Comme le note Jean-Yves Camus, de ce côté-ci de l’ex-rideau de fer, on s’intéresse peu, voire pas du tout, à la Moldavie. C’est une grave erreur. Car il en est un qui, lui, s’y intéresse beaucoup : Vladimir Poutine.
Il considère même que ce petit pays coincé entre la Roumanie et l’Ukraine, qui appartenait jusqu’en 1991 à ce qu’on appelait alors l’« espace soviétique », fait partie de son pré carré exclusif, au même titre que, par exemple, la Géorgie ou l’Ukraine…
Et l’on sait ce que ce sympathique tyran fait quand il estime qu’il est chez lui…
On peut certes balayer le problème d’un revers de main en arguant que les chars russes ne sont pas encore entrés à Chisinau. Nous n’en sommes pas encore là, c’est vrai.
Pour le moment, le Kremlin se contente d’intervenir, avec toute la délicatesse qui lui est propre, dans les processus électoraux.
Au lendemain du premier tour de l’élection présidentielle et du référendum sur L’adhésion future à l’Union européenne, le porte-parole de la Commission européenne, Peter Stano, déclarait que « le vote avait eu lieu dans un contexte d’interférence et d’intimidation sans précédent de la part de la Russie ».
Selon le think tank moldave WatchDog, Moscou a dépensé autour de 100 millions de dollars pour influencer ce scrutin, principalement via la désinformation et l’achat massif de voix.
La lutte anticoloniale, qui est à la mode sur les campus et dans certains cercles intellectuels, demeure empêtrée dans ses vieux réflexes et ses biais idéologiques.
Par conséquent, elle se focalise, parfois jusqu’à l’obsession, sur « l’Occident hégémonique », et tout particulièrement sur les États-Unis.
Ce qui empêche nombre de militants et d’« analystes » auto-proclamés de porter leur regard sur d’autres pays- continents qui méritent pourtant La plus grande attention, comme la Russie poutinienne et la Chine du nouveau Grand Timonier Xi Jinping, dont les visées coloniales sont évidentes et assumées.
De l’Afrique, que Pékin entend transformer en l’une de ses succursales et où Moscou forme ou appuie des armées putschistes, à l’Asie du Sud-Est, où l’emprise chinoise prend une forme ouvertement martiale, sans oublier l’Europe orientale et balte sous menace directe du Kremlin — quand elle n’est pas déjà sous ses bombes… — , rares sont les zones du globe qui échappent à la fringale prédatrice sino-russe.

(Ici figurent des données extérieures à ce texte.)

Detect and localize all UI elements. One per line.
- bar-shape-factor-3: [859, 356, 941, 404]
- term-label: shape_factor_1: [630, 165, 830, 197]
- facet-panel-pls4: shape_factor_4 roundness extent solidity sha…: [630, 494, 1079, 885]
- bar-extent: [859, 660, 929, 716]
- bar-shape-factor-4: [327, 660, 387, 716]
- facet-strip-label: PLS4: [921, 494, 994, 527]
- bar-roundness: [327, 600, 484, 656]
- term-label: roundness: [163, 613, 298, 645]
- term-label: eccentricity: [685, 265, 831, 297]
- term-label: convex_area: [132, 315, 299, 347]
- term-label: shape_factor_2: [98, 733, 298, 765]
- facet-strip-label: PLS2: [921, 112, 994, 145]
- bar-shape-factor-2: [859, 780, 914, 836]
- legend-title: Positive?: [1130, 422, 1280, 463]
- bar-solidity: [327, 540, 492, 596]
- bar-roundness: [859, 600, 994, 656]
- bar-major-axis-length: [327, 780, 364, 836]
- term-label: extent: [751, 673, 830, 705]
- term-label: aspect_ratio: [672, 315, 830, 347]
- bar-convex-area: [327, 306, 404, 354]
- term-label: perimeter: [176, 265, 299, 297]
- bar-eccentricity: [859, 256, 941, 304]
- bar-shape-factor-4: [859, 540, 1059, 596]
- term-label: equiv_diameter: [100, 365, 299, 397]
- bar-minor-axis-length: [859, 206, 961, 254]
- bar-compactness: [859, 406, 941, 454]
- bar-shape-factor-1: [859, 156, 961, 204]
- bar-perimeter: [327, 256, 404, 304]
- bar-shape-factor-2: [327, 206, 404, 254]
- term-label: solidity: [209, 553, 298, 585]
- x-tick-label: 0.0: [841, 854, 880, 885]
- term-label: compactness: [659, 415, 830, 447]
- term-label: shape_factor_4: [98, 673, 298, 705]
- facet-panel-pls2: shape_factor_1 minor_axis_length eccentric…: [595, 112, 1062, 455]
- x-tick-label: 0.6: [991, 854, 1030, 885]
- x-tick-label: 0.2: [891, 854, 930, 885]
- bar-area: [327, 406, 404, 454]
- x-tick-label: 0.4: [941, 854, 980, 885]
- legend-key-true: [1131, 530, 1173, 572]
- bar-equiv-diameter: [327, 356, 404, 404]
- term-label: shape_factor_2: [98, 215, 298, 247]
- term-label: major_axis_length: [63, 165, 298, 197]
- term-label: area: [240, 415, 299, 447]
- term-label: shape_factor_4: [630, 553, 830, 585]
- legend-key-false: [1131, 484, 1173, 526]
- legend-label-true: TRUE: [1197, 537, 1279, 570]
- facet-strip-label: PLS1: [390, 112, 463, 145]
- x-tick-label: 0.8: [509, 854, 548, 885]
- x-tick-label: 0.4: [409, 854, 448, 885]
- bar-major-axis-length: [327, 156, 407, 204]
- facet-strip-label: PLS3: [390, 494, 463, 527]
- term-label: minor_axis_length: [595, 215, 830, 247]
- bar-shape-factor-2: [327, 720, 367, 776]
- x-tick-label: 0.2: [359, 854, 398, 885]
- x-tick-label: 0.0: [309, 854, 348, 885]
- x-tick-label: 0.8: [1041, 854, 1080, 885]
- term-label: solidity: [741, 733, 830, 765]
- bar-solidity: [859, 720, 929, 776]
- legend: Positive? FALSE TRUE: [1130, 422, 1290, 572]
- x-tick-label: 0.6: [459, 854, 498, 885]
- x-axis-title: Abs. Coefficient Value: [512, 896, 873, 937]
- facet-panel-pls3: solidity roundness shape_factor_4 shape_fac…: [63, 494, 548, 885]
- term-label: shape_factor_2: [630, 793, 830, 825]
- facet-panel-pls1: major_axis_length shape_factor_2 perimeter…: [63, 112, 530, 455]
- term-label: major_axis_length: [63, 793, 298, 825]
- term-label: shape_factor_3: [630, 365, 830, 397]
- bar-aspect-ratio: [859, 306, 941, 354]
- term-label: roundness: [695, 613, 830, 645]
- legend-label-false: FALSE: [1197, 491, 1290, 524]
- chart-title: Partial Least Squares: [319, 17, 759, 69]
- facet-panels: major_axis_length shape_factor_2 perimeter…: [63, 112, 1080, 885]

Gérard Biard – Charlie Hebdo. 30/10/2024
Fringale comparable à celle des USA. Les campagnes Moldaves ont voté contre l’adhésion à l’UE et peu de moldaves ont pu voter, non pas à cause de la pression russe, mais de la tenue des listes électorales et de l’organisation du scrutin qui a donné plus de poids à la capitale. A l’origine la Moldavie faisait partie de la Roumanie, qui en englobe une partie, c’est Staline qui a créé cette minuscule république, et contrairement à la Bukovine il n’en a pas fait cadeau à l’Ukraine. Je ne vois pas pourquoi Charlie s’attaque à Poutine au sujet de la Moldavie mais se tait sur Mayotte qui est une authentique colonie.